Pundits have been comparing the “fall” of Kabul to Saigon. The pandemonium is certainly similar. But today the Vietnamese work very hard for their living, just as they did during the war. About three-quarters of them live in country areas and villages growing rice and fruit trees or raising livestock. More importantly –as far as is publicly known- there are no mass executions. Perhaps 50 years from now –if humanity is still around- the current animosity in Afghanistan will have subsided and people will be living their lives out more or less normally.

The Vietnam fiasco did not have consequences in terms of the propagation of communism; in fact, the Soviet Union disintegrated in 1989, and China subsequently adopted many capitalist reforms that propelled it to the growing powerhouse it is today. These events were unthinkable as American helicopters lifted desperate people out of Saigon’s embassy rooftop in 1975.

The similarities between Saigon and Kabul are misleading, coincidental and superficial. Nixon ended the Vietnam war primarily because the American people did not support it and Congress refused to continue paying for it. Today the geopolitical reality stemming from the unprecedented, meteoric rise of China’s economic and military might is an entirely different matter. The quality, quantity, efficiency, and technological sophistication of its navy and air force continue to grow in leaps and bounds, and so is their nuclear arsenal.

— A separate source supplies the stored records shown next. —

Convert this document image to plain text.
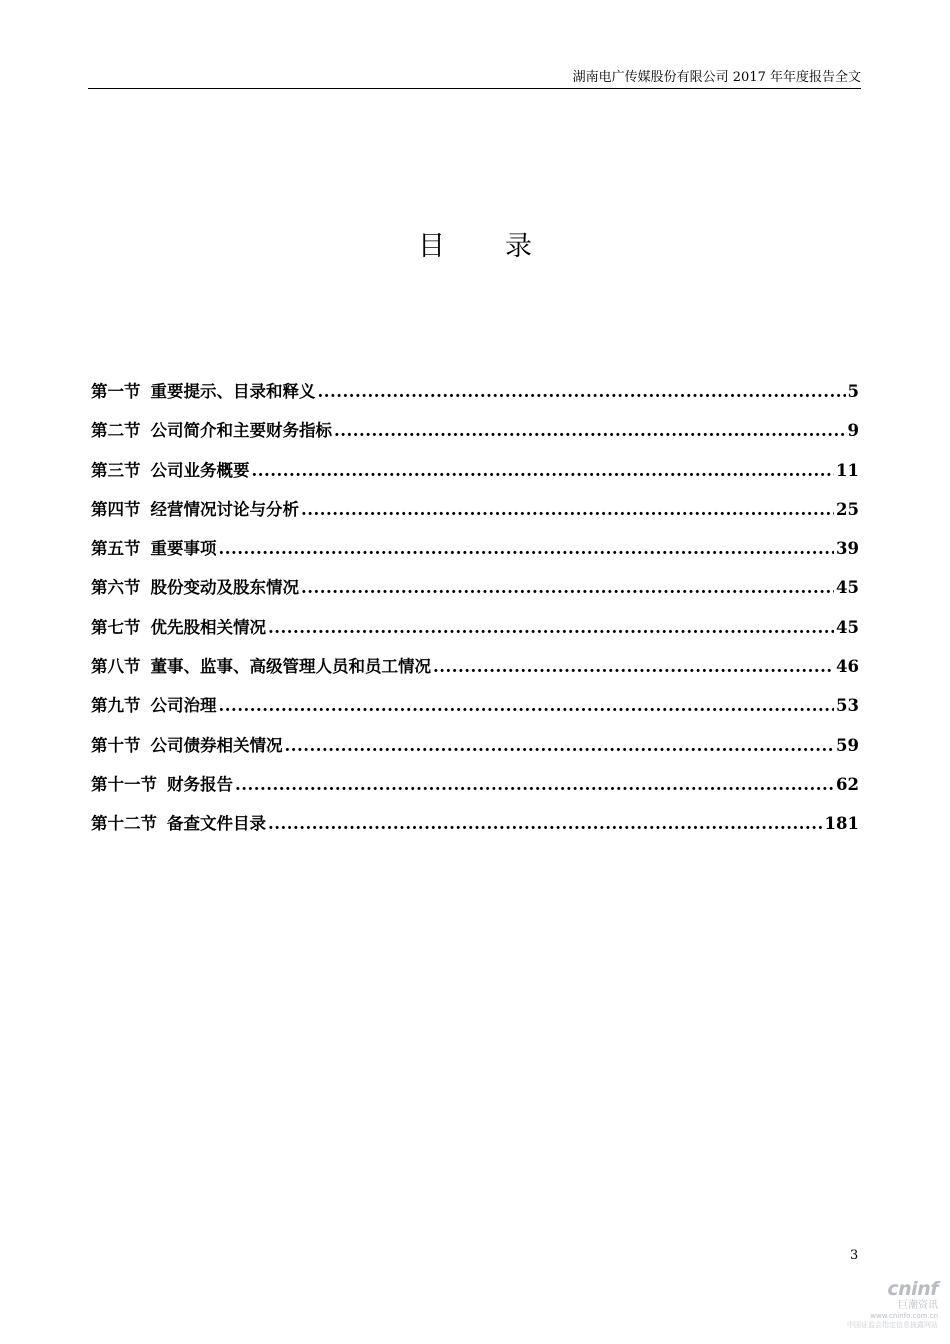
湖南电广传媒股份有限公司 2017 年年度报告全文
目 录
第一节 重要提示、目录和释义 .....	5
第二节 公司简介和主要财务指标 .....	9
第三节 公司业务概要 .....	11
第四节 经营情况讨论与分析 .....	25
第五节 重要事项 .....	39
第六节 股份变动及股东情况 .....	45
第七节 优先股相关情况 .....	45
第八节 董事、监事、高级管理人员和员工情况 .....	46
第九节 公司治理 .....	53
第十节 公司债券相关情况 .....	59
第十一节 财务报告 .....	62
第十二节 备查文件目录 .....	181
3
cninf
巨潮资讯
www.cninfo.com.cn
中国证监会指定信息披露网站
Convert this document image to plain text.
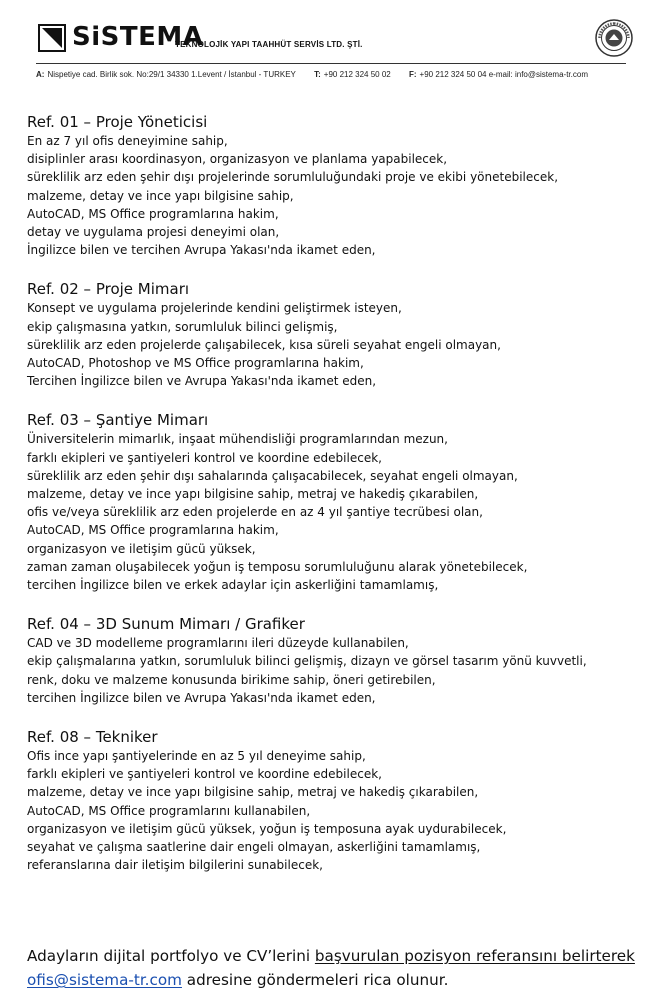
SiSTEMA
TEKNOLOJİK YAPI TAAHHÜT SERVİS LTD. ŞTİ.
A: Nispetiye cad. Birlik sok. No:29/1 34330 1.Levent / İstanbul - TURKEY T: +90 212 324 50 02 F: +90 212 324 50 04 e-mail: info@sistema-tr.com
Ref. 01 – Proje Yöneticisi
En az 7 yıl ofis deneyimine sahip,
disiplinler arası koordinasyon, organizasyon ve planlama yapabilecek,
süreklilik arz eden şehir dışı projelerinde sorumluluğundaki proje ve ekibi yönetebilecek,
malzeme, detay ve ince yapı bilgisine sahip,
AutoCAD, MS Office programlarına hakim,
detay ve uygulama projesi deneyimi olan,
İngilizce bilen ve tercihen Avrupa Yakası'nda ikamet eden,
Ref. 02 – Proje Mimarı
Konsept ve uygulama projelerinde kendini geliştirmek isteyen,
ekip çalışmasına yatkın, sorumluluk bilinci gelişmiş,
süreklilik arz eden projelerde çalışabilecek, kısa süreli seyahat engeli olmayan,
AutoCAD, Photoshop ve MS Office programlarına hakim,
Tercihen İngilizce bilen ve Avrupa Yakası'nda ikamet eden,
Ref. 03 – Şantiye Mimarı
Üniversitelerin mimarlık, inşaat mühendisliği programlarından mezun,
farklı ekipleri ve şantiyeleri kontrol ve koordine edebilecek,
süreklilik arz eden şehir dışı sahalarında çalışacabilecek, seyahat engeli olmayan,
malzeme, detay ve ince yapı bilgisine sahip, metraj ve hakediş çıkarabilen,
ofis ve/veya süreklilik arz eden projelerde en az 4 yıl şantiye tecrübesi olan,
AutoCAD, MS Office programlarına hakim,
organizasyon ve iletişim gücü yüksek,
zaman zaman oluşabilecek yoğun iş temposu sorumluluğunu alarak yönetebilecek,
tercihen İngilizce bilen ve erkek adaylar için askerliğini tamamlamış,
Ref. 04 – 3D Sunum Mimarı / Grafiker
CAD ve 3D modelleme programlarını ileri düzeyde kullanabilen,
ekip çalışmalarına yatkın, sorumluluk bilinci gelişmiş, dizayn ve görsel tasarım yönü kuvvetli,
renk, doku ve malzeme konusunda birikime sahip, öneri getirebilen,
tercihen İngilizce bilen ve Avrupa Yakası'nda ikamet eden,
Ref. 08 – Tekniker
Ofis ince yapı şantiyelerinde en az 5 yıl deneyime sahip,
farklı ekipleri ve şantiyeleri kontrol ve koordine edebilecek,
malzeme, detay ve ince yapı bilgisine sahip, metraj ve hakediş çıkarabilen,
AutoCAD, MS Office programlarını kullanabilen,
organizasyon ve iletişim gücü yüksek, yoğun iş temposuna ayak uydurabilecek,
seyahat ve çalışma saatlerine dair engeli olmayan, askerliğini tamamlamış,
referanslarına dair iletişim bilgilerini sunabilecek,
Adayların dijital portfolyo ve CV’lerini başvurulan pozisyon referansını belirterek ofis@sistema-tr.com adresine göndermeleri rica olunur.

Viewed in that context America’s departure from Afghanistan is reminiscent of Rome’s futile withdrawal from Britannia around 410, to help fend off the barbarians who had crossed the Rhine in the winter of 406-407. It still didn’t prevent the Empire’s demise 66 years later, in 476. From a military perspective Afghanistan, a landlocked country, is a dead-end mousetrap consuming lives and vast economic resources that could be advantageously redeployed elsewhere. It is surrounded by nations hostile to the U.S. –Iran to the west, Turkmenistan, Uzbekistan and Tajikistan (former Soviet Republics) to the north, China to the east, and Pakistan (a dubious American ally) to the south and southwest.

In short, the preemptive but ominous withdrawal from Afghanistan, a course of action on which former President Trump and President Biden agree, makes sense. The U.S. and China are squaring off, among other things, over the South China Sea and Taiwan, and no one knows how that’s going to play out.